Bastaram dez minutos de conversa banal para que acreditasse. Tinham os mesmos
gostos, o mesmo falar pausado e a mesma calma na voz. Gostavam do mesmo tipo de
música. Aparentemente o ajustar era perfeito. Faziam críticas ao mesmo tipo de
comportamento que as pessoas apresentavam. Apesar desta sintonia
discordavam de alguns pormenores. Parecia bom sinal. Mostravam que tinham
apesar de tudo, (o querer agradar no primeiro encontro leva-nos a concordar
quase de imediato com o outro) a personalidade e carácter vincados. Ou seja, tudo
parecia uma identificação instantânea.
Tudo
corria bem até que John decidiu sondar um pouco
mais o “feminino” que lhe tinha aparecido de repente na sua frente.

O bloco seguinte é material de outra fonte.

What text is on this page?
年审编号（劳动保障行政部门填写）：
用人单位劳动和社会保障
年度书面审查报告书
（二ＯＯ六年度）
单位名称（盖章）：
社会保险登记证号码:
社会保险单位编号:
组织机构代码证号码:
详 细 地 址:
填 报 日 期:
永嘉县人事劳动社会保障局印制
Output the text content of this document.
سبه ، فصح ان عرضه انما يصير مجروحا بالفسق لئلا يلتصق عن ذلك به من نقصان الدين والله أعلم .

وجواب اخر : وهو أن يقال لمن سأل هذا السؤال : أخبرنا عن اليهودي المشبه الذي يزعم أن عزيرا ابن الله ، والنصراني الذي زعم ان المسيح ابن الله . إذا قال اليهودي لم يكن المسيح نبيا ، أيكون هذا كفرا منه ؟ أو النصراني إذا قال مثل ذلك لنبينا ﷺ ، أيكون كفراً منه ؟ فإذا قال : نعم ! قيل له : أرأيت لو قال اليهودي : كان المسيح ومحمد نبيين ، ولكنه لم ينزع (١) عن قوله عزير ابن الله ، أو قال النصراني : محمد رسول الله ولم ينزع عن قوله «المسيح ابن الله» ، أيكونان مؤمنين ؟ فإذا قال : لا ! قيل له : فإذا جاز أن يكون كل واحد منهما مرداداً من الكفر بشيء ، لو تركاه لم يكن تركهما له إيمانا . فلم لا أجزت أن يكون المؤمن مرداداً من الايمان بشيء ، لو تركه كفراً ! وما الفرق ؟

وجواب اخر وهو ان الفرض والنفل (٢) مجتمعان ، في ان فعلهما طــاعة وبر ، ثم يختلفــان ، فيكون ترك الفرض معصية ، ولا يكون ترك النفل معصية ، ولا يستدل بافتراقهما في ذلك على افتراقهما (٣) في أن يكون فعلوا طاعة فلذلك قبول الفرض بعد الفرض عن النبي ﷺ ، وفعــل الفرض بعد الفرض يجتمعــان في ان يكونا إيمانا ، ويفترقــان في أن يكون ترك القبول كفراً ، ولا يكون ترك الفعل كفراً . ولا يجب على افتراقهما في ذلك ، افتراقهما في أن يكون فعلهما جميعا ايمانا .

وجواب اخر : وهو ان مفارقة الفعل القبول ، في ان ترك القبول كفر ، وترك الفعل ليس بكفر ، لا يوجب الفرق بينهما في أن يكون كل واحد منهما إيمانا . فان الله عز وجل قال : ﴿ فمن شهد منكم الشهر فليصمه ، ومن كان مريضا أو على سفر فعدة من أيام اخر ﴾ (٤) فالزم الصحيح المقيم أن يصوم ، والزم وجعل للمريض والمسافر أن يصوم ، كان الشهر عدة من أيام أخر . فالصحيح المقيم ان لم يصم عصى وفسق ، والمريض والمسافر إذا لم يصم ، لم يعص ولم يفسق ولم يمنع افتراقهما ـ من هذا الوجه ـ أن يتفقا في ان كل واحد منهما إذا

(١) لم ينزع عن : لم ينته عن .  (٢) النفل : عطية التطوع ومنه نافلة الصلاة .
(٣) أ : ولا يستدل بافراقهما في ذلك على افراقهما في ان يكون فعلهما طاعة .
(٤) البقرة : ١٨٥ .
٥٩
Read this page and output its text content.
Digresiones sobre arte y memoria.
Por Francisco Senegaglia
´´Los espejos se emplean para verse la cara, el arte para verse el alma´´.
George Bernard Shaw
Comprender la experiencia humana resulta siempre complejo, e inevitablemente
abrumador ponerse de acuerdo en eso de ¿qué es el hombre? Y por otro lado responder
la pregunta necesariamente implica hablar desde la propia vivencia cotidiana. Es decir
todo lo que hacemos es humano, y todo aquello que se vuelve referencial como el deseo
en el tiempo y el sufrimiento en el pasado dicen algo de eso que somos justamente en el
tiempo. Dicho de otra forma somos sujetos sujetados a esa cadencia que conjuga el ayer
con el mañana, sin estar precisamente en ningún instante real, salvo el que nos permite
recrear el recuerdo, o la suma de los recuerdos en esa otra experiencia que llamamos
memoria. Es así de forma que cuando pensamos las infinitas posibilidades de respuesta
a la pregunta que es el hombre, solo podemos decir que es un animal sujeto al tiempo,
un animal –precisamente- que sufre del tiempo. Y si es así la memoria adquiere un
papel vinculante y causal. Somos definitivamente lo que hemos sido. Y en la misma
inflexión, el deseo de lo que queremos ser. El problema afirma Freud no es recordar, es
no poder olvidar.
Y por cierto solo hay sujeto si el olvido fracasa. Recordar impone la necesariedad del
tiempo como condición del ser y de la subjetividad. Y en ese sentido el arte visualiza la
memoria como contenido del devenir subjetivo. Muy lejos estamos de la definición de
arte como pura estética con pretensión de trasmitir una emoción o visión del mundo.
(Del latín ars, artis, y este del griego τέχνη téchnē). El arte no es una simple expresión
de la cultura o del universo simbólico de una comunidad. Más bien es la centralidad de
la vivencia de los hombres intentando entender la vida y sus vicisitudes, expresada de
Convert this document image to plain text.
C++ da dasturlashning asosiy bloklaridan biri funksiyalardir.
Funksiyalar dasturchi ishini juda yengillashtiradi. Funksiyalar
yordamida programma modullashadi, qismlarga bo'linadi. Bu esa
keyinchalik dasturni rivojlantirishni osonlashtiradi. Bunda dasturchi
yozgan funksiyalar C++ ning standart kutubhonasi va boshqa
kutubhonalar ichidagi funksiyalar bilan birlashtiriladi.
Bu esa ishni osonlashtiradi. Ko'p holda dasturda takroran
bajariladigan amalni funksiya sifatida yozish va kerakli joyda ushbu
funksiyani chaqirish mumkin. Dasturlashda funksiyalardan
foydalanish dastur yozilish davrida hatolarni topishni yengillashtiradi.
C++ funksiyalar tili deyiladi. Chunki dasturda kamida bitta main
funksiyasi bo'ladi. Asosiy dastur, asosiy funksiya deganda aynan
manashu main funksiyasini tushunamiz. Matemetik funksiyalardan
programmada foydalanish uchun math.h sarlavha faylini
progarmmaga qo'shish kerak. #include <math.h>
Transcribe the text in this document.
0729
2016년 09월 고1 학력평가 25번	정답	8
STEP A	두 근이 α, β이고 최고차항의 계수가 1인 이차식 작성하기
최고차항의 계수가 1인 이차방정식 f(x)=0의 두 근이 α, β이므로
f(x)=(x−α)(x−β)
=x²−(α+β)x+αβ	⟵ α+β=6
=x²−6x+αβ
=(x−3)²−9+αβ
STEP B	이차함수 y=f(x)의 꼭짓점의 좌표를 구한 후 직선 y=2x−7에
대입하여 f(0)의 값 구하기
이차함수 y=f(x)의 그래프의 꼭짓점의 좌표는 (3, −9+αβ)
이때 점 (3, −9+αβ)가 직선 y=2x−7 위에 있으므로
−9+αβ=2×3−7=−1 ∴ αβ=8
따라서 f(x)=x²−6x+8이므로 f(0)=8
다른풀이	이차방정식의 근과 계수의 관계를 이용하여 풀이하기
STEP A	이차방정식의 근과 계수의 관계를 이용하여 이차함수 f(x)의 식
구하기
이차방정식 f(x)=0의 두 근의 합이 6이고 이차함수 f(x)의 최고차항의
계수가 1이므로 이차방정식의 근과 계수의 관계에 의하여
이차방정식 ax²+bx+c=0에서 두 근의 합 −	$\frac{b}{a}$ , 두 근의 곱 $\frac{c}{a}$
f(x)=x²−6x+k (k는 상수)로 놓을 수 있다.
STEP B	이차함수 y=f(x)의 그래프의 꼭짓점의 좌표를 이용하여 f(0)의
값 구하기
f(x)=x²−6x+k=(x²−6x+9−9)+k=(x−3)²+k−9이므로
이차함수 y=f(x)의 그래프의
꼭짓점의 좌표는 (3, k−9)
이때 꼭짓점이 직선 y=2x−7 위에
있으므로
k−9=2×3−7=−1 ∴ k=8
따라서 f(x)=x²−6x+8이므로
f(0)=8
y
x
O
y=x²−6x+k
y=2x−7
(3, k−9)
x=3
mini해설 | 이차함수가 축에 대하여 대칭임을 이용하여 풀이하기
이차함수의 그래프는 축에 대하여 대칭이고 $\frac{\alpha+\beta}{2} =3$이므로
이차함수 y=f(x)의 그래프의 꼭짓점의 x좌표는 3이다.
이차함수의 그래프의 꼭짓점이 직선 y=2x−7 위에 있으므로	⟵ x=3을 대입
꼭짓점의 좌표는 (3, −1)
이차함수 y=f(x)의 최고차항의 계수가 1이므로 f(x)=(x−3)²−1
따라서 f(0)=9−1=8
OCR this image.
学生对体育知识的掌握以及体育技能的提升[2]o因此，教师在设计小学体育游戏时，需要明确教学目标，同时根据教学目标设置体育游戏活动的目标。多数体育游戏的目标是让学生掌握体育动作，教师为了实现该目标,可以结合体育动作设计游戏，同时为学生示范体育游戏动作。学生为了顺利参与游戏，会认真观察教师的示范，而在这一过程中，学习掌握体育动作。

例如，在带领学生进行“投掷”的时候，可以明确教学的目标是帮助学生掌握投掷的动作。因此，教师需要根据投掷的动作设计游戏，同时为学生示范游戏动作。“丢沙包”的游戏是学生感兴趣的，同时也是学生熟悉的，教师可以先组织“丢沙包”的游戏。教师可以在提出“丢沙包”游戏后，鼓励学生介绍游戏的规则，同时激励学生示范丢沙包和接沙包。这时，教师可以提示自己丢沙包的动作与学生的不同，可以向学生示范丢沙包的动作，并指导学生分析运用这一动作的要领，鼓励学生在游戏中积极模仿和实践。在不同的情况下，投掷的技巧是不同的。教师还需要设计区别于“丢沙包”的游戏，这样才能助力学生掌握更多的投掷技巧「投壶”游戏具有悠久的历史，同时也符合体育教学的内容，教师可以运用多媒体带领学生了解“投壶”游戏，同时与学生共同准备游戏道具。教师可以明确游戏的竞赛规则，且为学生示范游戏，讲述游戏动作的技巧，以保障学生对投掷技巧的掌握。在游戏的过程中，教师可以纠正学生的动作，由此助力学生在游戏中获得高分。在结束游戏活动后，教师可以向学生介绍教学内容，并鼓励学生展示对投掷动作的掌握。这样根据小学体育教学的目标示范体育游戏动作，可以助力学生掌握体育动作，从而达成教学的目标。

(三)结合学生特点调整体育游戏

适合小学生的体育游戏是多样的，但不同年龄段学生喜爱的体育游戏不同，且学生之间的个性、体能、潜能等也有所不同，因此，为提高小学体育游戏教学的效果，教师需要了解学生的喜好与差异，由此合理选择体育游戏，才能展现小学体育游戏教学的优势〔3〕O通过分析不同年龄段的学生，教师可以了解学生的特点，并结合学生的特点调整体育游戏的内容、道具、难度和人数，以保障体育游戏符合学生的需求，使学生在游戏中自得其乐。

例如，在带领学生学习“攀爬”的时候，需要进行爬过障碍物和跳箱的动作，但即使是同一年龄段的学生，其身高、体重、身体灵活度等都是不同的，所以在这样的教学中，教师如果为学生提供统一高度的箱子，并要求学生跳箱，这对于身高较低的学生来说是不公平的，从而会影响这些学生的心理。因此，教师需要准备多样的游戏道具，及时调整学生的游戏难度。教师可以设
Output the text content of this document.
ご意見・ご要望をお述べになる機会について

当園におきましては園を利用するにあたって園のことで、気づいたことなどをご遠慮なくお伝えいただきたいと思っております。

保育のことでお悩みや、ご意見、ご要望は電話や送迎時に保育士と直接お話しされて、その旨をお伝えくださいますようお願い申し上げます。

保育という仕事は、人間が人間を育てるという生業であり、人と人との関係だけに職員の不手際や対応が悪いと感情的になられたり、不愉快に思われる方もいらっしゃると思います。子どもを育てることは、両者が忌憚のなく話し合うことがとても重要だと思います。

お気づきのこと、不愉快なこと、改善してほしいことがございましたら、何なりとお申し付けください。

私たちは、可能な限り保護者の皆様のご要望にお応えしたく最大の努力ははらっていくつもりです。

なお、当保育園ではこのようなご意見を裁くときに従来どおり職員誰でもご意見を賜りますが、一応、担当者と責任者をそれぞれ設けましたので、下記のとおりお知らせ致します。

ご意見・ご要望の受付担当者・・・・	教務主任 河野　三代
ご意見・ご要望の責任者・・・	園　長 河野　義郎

Bem, de
repente não é bem assim. Estando sentado a curtir
um som com o seu grupo nem reparou que Clara se
tinha aproximado dele. Só reparou nela quando lhe disse, «posso sentar-me?», apontado para o banco que estava a sua frente. «Claro, claro», respondeu. Com muito
cuidado foi reparando nela. Com muito mais cuidado, depois de se terem
apresentado e da conversa inicial, perguntou: «Não és destas bandas?» e
acrescentou, «estás com alguém?». A resposta não se fez esperar. «Não sou e vim
com o meu namorado, aquele além», apontando com o dedo para o tipo que estava
no meio da pista a dançar. O sangue de John arrefeceu, quando ouviu o termo
namorado e gelou quando o seu olhar fixou o Neandertal que gesticulava por
todos os lados como se de um gorila se tratasse. John, reconheceu-o, era um
antigo colega seu de faculdade. Chamavam-no de “Mr.O”. O nome dele? Orlando. Mas o “Mr.O” tinha outro significado.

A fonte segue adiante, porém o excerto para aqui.